Things that failed: the individual mandate for health insurance

The Affordable Care Act (“Obamacare”) quite possibly did more good than harm, and it was enacted with good intentions, but it hasn’t caused health insurance premiums to decline. Instead, they’re going up far faster than inflation. This probably isn’t surprising anyone: the Satanic Trinity (healthcare, housing, and tuition expenses) have been an exponentially-growing choke pear in middle-class orifices for decades. However, it wasn’t supposed to happen.

It’s time to point out a failure: the individual mandate, or the requirement that everyone purchase health insurance. I predicted that it would fail. The problem with health insurance isn’t just one thing– a litigious society, lobbying and corruption and corporate greed, poor coverage, an artificially low supply of doctors due to AMA chicanery, overspending by drug companies and (increasingly) hospitals on marketing– but an “all of the above” problem. Shit’s complicated, and a legal requirement that people buy a shitty product doesn’t, all else being equal, make the product less shitty. It makes it more shitty and far more expensive. Add a $1,000 per year penalty for being uninsured and, guess what, health insurance premiums are going to increase by $1,000. This is what happens in practice, even though the theory says otherwise. According to theory, individual mandates bring premiums down by removing adverse selection from the insurance pool. Without an individual mandate, the young and healthy opt out (especially with the ridiculous premiums that exist now) and the sick buy insurance. This makes premiums high. The goal of an individual mandate is to make the insurance pool national and, because healthy people expected to have low health costs are now included, reduce the overall premium.

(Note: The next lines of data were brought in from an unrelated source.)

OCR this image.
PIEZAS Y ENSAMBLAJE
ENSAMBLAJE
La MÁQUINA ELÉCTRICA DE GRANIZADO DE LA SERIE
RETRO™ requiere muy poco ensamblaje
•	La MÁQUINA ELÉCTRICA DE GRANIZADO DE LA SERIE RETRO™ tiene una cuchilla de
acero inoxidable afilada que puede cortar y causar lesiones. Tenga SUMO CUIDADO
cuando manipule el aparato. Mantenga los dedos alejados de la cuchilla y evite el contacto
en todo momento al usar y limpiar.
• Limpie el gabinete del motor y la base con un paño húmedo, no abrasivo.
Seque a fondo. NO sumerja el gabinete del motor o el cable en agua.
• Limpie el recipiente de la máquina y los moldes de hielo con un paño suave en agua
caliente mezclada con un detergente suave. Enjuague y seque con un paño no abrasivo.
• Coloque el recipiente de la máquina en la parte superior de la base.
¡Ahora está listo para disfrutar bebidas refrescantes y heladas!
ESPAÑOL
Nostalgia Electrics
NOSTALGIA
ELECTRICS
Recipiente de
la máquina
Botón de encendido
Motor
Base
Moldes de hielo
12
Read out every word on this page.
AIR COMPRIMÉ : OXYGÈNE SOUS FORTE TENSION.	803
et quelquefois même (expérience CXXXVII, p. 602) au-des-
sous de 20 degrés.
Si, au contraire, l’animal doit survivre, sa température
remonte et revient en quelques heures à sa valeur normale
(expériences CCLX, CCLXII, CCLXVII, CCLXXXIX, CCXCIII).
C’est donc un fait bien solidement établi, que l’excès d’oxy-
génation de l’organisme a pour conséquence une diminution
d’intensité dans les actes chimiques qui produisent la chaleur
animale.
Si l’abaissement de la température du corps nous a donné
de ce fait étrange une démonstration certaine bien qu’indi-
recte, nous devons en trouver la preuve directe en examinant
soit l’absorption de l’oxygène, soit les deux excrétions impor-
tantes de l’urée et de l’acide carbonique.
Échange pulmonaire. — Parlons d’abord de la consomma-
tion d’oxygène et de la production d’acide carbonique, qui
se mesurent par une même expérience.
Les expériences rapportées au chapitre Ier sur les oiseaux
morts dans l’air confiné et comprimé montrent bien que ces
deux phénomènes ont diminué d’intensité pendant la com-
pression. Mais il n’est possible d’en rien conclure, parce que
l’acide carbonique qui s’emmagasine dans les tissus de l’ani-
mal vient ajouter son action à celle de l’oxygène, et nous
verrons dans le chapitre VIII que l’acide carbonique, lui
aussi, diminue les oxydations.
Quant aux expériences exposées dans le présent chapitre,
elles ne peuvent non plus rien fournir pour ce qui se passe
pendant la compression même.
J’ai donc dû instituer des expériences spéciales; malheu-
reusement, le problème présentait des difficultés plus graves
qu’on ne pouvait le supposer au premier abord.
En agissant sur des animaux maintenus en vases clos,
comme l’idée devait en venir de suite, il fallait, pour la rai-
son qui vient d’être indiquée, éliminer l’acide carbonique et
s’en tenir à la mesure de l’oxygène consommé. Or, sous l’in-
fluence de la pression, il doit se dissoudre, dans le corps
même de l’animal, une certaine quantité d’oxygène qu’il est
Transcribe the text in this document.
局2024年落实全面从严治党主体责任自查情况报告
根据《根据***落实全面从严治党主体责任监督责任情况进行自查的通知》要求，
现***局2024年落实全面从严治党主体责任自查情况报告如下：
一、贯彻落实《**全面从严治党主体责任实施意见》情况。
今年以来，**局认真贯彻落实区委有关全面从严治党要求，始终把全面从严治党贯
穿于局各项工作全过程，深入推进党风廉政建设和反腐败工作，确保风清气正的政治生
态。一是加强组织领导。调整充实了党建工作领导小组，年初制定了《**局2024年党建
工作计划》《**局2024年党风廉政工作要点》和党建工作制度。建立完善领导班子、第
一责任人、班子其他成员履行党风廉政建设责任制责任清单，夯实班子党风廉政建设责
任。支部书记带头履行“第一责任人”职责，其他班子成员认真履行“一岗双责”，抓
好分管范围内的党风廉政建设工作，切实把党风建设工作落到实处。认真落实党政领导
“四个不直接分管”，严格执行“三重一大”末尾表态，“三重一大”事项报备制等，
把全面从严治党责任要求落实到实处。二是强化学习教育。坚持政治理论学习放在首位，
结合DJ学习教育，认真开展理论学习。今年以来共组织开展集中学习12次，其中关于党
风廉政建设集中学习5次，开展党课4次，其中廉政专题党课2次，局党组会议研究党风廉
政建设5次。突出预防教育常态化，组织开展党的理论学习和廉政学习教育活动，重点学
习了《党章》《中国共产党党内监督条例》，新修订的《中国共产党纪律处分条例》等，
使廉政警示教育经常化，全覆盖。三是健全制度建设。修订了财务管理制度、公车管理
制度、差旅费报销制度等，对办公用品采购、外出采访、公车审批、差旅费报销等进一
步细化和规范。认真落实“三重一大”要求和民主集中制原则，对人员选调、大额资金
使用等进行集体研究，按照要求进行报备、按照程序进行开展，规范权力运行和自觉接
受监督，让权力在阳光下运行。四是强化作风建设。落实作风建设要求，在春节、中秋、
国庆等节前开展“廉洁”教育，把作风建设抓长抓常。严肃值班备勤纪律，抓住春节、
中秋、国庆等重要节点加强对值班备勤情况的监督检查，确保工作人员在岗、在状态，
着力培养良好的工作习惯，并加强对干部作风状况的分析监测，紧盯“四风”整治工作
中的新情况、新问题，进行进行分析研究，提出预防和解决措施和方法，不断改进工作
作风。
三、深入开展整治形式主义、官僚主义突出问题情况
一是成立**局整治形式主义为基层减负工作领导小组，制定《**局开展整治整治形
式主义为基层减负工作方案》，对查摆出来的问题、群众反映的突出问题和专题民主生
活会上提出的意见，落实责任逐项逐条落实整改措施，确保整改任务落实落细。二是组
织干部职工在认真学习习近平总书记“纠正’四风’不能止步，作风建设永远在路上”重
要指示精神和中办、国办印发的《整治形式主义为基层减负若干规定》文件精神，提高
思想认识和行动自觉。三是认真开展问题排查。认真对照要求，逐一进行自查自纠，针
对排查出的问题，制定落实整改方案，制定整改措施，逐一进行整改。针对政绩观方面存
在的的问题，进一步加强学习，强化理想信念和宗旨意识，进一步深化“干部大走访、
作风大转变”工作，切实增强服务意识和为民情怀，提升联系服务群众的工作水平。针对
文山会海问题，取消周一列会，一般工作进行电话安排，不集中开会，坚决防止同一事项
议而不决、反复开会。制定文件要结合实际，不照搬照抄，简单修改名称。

Despite the high premiums, health insurers offer shitty products. The “cover everything” plans are gone, and people who get seriously sick are going to be paying a large percentage of the costs out of pocket. Why does this exist? The truth about our medical system is that it has a strong similarity to American and European witch hunts in the 15th to 18th centuries. The primary motivation for witch hunting was economics: if a person (usually an elderly woman) was judged to be a witch, the property was forfeit and disbursed between the clergy and the successful prosecutor. Who tended to have considerable stored wealth without the strength or power to defend it? Old people, often women, who lived alone. So who were the favored targets of witch hunters? That same set of people. Witch hunting no longer exists, but that economic source (middle-class retirees who’ve amassed nest eggs in the hundreds of thousands of dollars) remains and there are plenty who wish to get at it. The least respectable elder-poachers are the telemarketers and matchstick men who prey on the lonely; more respectable, but targeted toward the same end, is our “healthcare-industrial complex”: the hospitals, insurance bureaucrats, and lobbyists who use “medical billing” as an excuse to get at that last $250,000 from a person who (often being at death’s door) is completely unable to defend it (and before the children are aware that it exists and that their inheritance is being swiped).

The concept of an individual mandate is telling, though. It shows that many young people choose not to buy health insurance. And why? It’s not just that it’s a shitty product, but indicative of something else. Medical bankruptcies have become a “yeah, that happens” phenomenon, but this is indicative of something more severe that has happened in the past 20 years: we’ve de-moralized personal finance. By this, I mean that it’s no longer embarrassing to be in debt, and that it’s no longer viewed as shameful or unethical when people take on debt that they can’t possibly repay, or take on debt and have no intent on paying it back. I actually see this as a severe long-term threat to the fabric of society. Don’t get me wrong: I’m glad that there are forgiving bankruptcy laws in order to give second (and third) chances to people who fuck up… and business bankruptcy is a different affair altogether, since good-faith business failure is fairly common. What I find disturbing is that the system has become so unfair and capricious– people start out with large “student” debts because of the protection racket run by organizations that have given themselves airtight access to the middle-class job market, and can end up with unpayable medical bills for the “crime” of having bodies in which cells occasionally divide the wrong way– that a large number of people under 35 no longer see financial failure as a failure to keep their word, but as mere bad luck. That’s not because there is anything wrong with them as people- there isn’t– but because it accurately reflect the world that previous generations have left for them. The Boomers have created such an anti-meritocracy that this sort of de-moralization of personal finance, as brutal as its effects on the economy (see: 2008) may be, makes sense.

There actually is one way to solve the adverse-selection problem in the health insurance pool, and a host of other issues as well. The right way to impose an individual mandate is to (a) tax people and (b) give them “free” healthcare that is paid-for by taxes. I prefer the single-payer strategy, but a public-option that competes these shit-house private insurers into oblivion would also work. It may have the strictly rhetorical weakness of being equated to “socialism”, but it has what, at least, deserves to be an advantage in debate: it would actually work.